After Tinsley’s sudden death, fear isn’t just knocking at my door, but sleeping in my bed with me.
The fears I’ve been experiencing I’ve also heard from other loss moms, too. The top 3 are the ones that truly haunt me.
I know that pretending I don’t have the fears, or trying to bury them, doesn’t help me manage them. So I give them a voice – I write them down, I talk to someone about them, I ask God to remove them (or help me find the meaning in them).
- What if there is no God or afterlife and I never get to see Tinsley again?
- What if one of my living children dies?
- What if I forget her?
- What if I ever want to forget her?
- What if Tinsley doesn’t know how much I love her?
- What if I killed her – what if the knot really was my fault?
- How could I not have known she was in trouble? Work at the Pregnancy Institute has indicated that “hyperactivity, hypoactivity, and hiccups may be clinical indicators of fetal distress.” The day before she died she was really active, and I thought she was happy and healthy — now I realize she might have been trying to tell me she wasn’t okay.
- What if I never stop feeling this horrible pain?

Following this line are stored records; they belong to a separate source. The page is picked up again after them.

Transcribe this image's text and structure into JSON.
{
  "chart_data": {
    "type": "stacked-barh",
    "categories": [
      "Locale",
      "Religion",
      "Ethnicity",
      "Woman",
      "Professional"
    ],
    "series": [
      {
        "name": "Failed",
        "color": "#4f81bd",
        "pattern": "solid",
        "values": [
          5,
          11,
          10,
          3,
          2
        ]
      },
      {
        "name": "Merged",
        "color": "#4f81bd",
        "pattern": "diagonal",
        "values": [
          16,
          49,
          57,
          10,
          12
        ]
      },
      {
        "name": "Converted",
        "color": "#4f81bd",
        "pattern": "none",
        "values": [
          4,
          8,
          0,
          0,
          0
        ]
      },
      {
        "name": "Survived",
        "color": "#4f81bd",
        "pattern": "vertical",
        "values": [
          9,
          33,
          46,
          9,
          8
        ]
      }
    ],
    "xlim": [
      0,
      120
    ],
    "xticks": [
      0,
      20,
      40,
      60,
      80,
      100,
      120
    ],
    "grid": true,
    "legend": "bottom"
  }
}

- What if I can never concentrate again?
- What if I actually go insane?
- What if I actually go dig her up out of her grave?

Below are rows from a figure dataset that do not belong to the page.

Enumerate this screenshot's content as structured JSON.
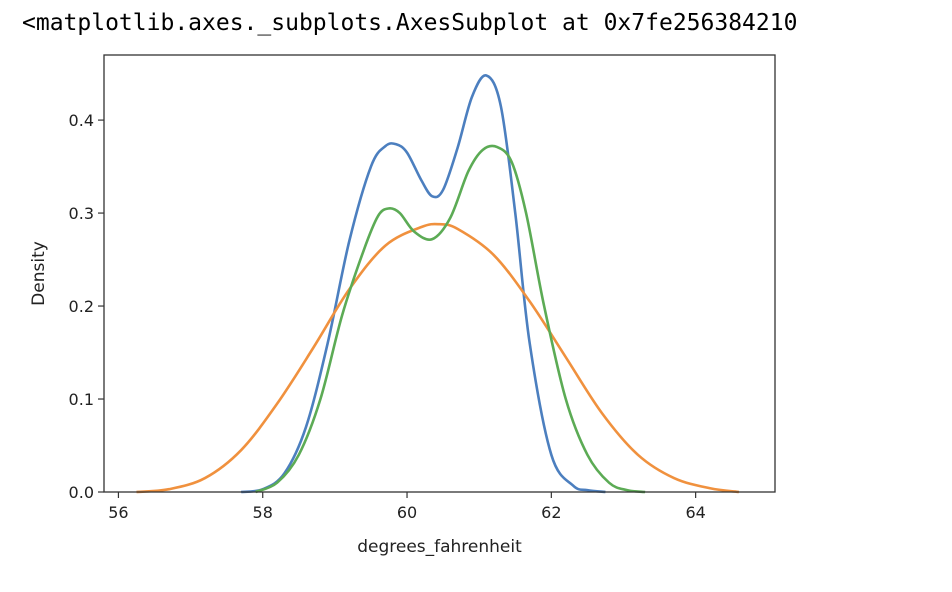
{
  "output_repr": "<matplotlib.axes._subplots.AxesSubplot at 0x7fe256384210",
  "chart_data": {
    "type": "line",
    "title": "",
    "xlabel": "degrees_fahrenheit",
    "ylabel": "Density",
    "xlim": [
      55.8,
      65.1
    ],
    "ylim": [
      0.0,
      0.47
    ],
    "xticks": [
      56,
      58,
      60,
      62,
      64
    ],
    "yticks": [
      0.0,
      0.1,
      0.2,
      0.3,
      0.4
    ],
    "xtick_labels": [
      "56",
      "58",
      "60",
      "62",
      "64"
    ],
    "ytick_labels": [
      "0.0",
      "0.1",
      "0.2",
      "0.3",
      "0.4"
    ],
    "grid": false,
    "legend": "none",
    "series": [
      {
        "color": "#4c7fbf",
        "x": [
          57.7,
          58.0,
          58.3,
          58.6,
          58.9,
          59.2,
          59.5,
          59.7,
          59.85,
          60.0,
          60.2,
          60.35,
          60.5,
          60.7,
          60.9,
          61.1,
          61.3,
          61.5,
          61.7,
          62.0,
          62.3,
          62.5,
          62.75
        ],
        "y": [
          0.0,
          0.003,
          0.02,
          0.07,
          0.16,
          0.27,
          0.35,
          0.372,
          0.374,
          0.365,
          0.335,
          0.318,
          0.325,
          0.37,
          0.425,
          0.448,
          0.415,
          0.3,
          0.16,
          0.04,
          0.007,
          0.002,
          0.0
        ]
      },
      {
        "color": "#f0913e",
        "x": [
          56.25,
          56.7,
          57.2,
          57.7,
          58.2,
          58.7,
          59.2,
          59.7,
          60.2,
          60.45,
          60.7,
          61.2,
          61.7,
          62.2,
          62.7,
          63.2,
          63.7,
          64.2,
          64.6
        ],
        "y": [
          0.0,
          0.003,
          0.015,
          0.045,
          0.095,
          0.155,
          0.218,
          0.265,
          0.285,
          0.288,
          0.283,
          0.255,
          0.205,
          0.145,
          0.085,
          0.04,
          0.015,
          0.004,
          0.0
        ]
      },
      {
        "color": "#5cab55",
        "x": [
          57.9,
          58.2,
          58.5,
          58.8,
          59.1,
          59.4,
          59.6,
          59.75,
          59.9,
          60.1,
          60.35,
          60.6,
          60.85,
          61.05,
          61.25,
          61.45,
          61.65,
          61.9,
          62.2,
          62.5,
          62.8,
          63.05,
          63.3
        ],
        "y": [
          0.0,
          0.01,
          0.04,
          0.1,
          0.19,
          0.26,
          0.297,
          0.305,
          0.3,
          0.28,
          0.272,
          0.295,
          0.345,
          0.368,
          0.371,
          0.355,
          0.3,
          0.2,
          0.1,
          0.04,
          0.01,
          0.002,
          0.0
        ]
      }
    ]
  }
}
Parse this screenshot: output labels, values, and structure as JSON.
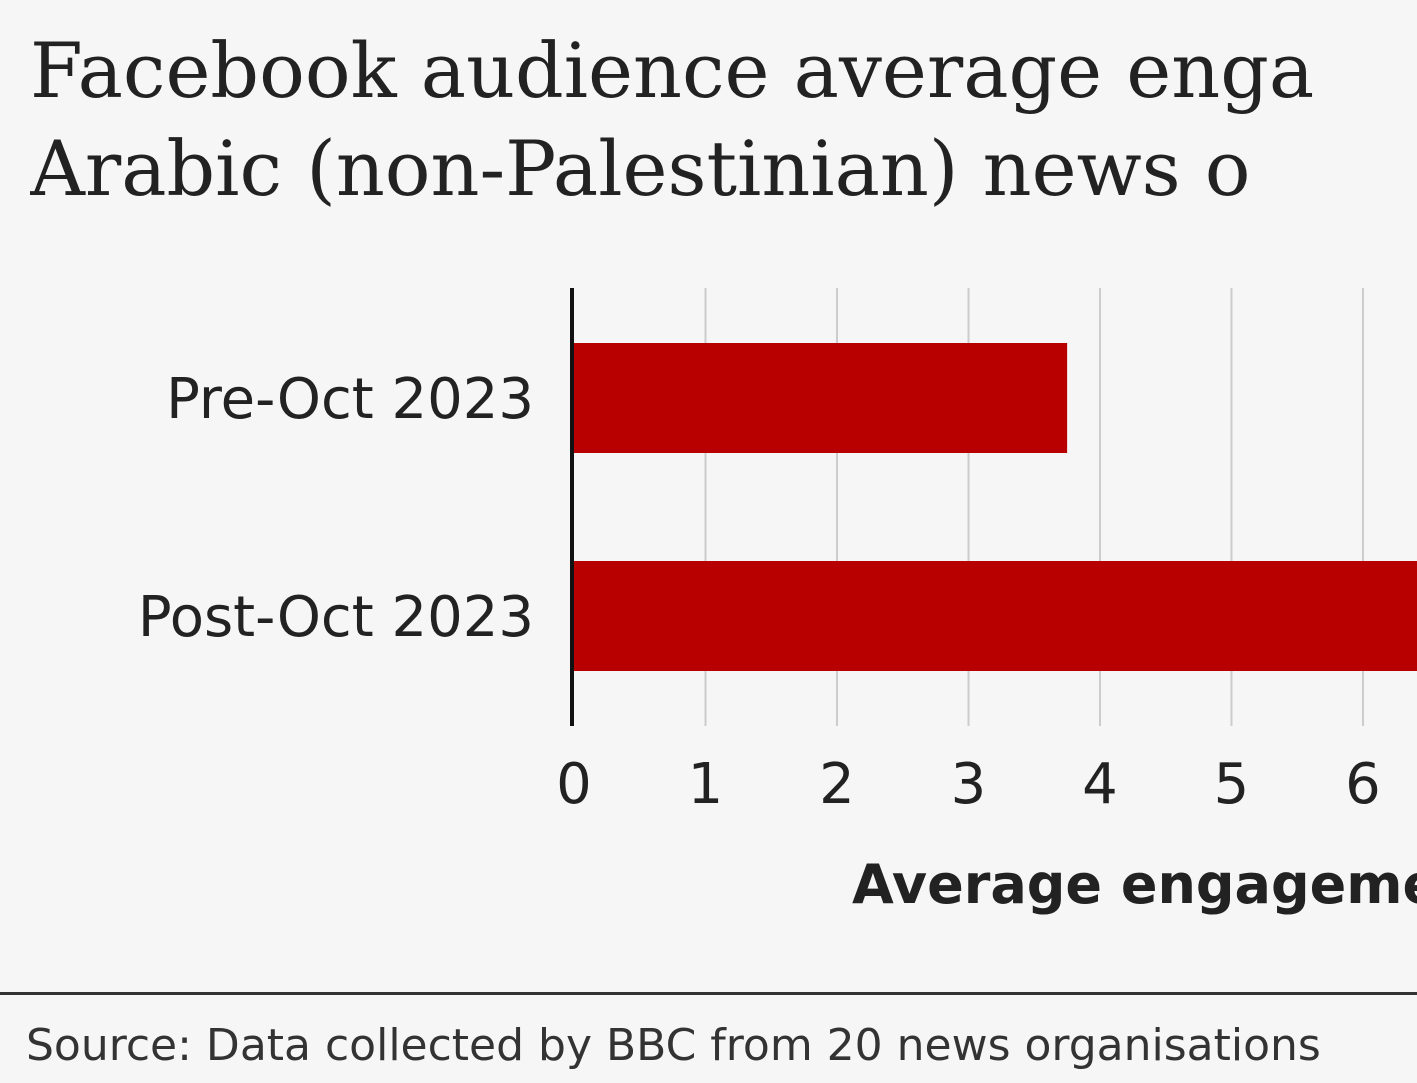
{
  "chart_data": {
    "type": "bar",
    "orientation": "horizontal",
    "title_lines": [
      "Facebook audience average enga",
      "Arabic (non-Palestinian) news o"
    ],
    "categories": [
      "Pre-Oct 2023",
      "Post-Oct 2023"
    ],
    "values": [
      3.75,
      6.6
    ],
    "ticks": [
      "0",
      "1",
      "2",
      "3",
      "4",
      "5",
      "6"
    ],
    "xlim": [
      0,
      6.4
    ],
    "xlabel": "Average engageme",
    "grid": true,
    "bar_color": "#b80000",
    "source": "Source: Data collected by BBC from 20 news organisations"
  }
}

- What if I’m never happy again?
- What if this feeling in the pit of my stomach never leaves?
- What if I always see Tinsley everywhere I go?
- What if I stop seeing Tinsley everywhere I go?
- What if I miss happiness with Charlie and James because I’m too consumed in mourning Tinsley?
- What if I can’t get pregnant again?
- What if I don’t ever want to get pregnant again?
- What if I have another stillborn?
- What if I can’t endure another HG pregnancy?
- What if Tinsley doesn’t know I can never or will never try to replace her?
- What if people think I should be “over it” but I’m not… and my support system gets tired of me?
- What if my husband dies?
- What if we ever have to move, and I can’t go visit her whenever I need/want to?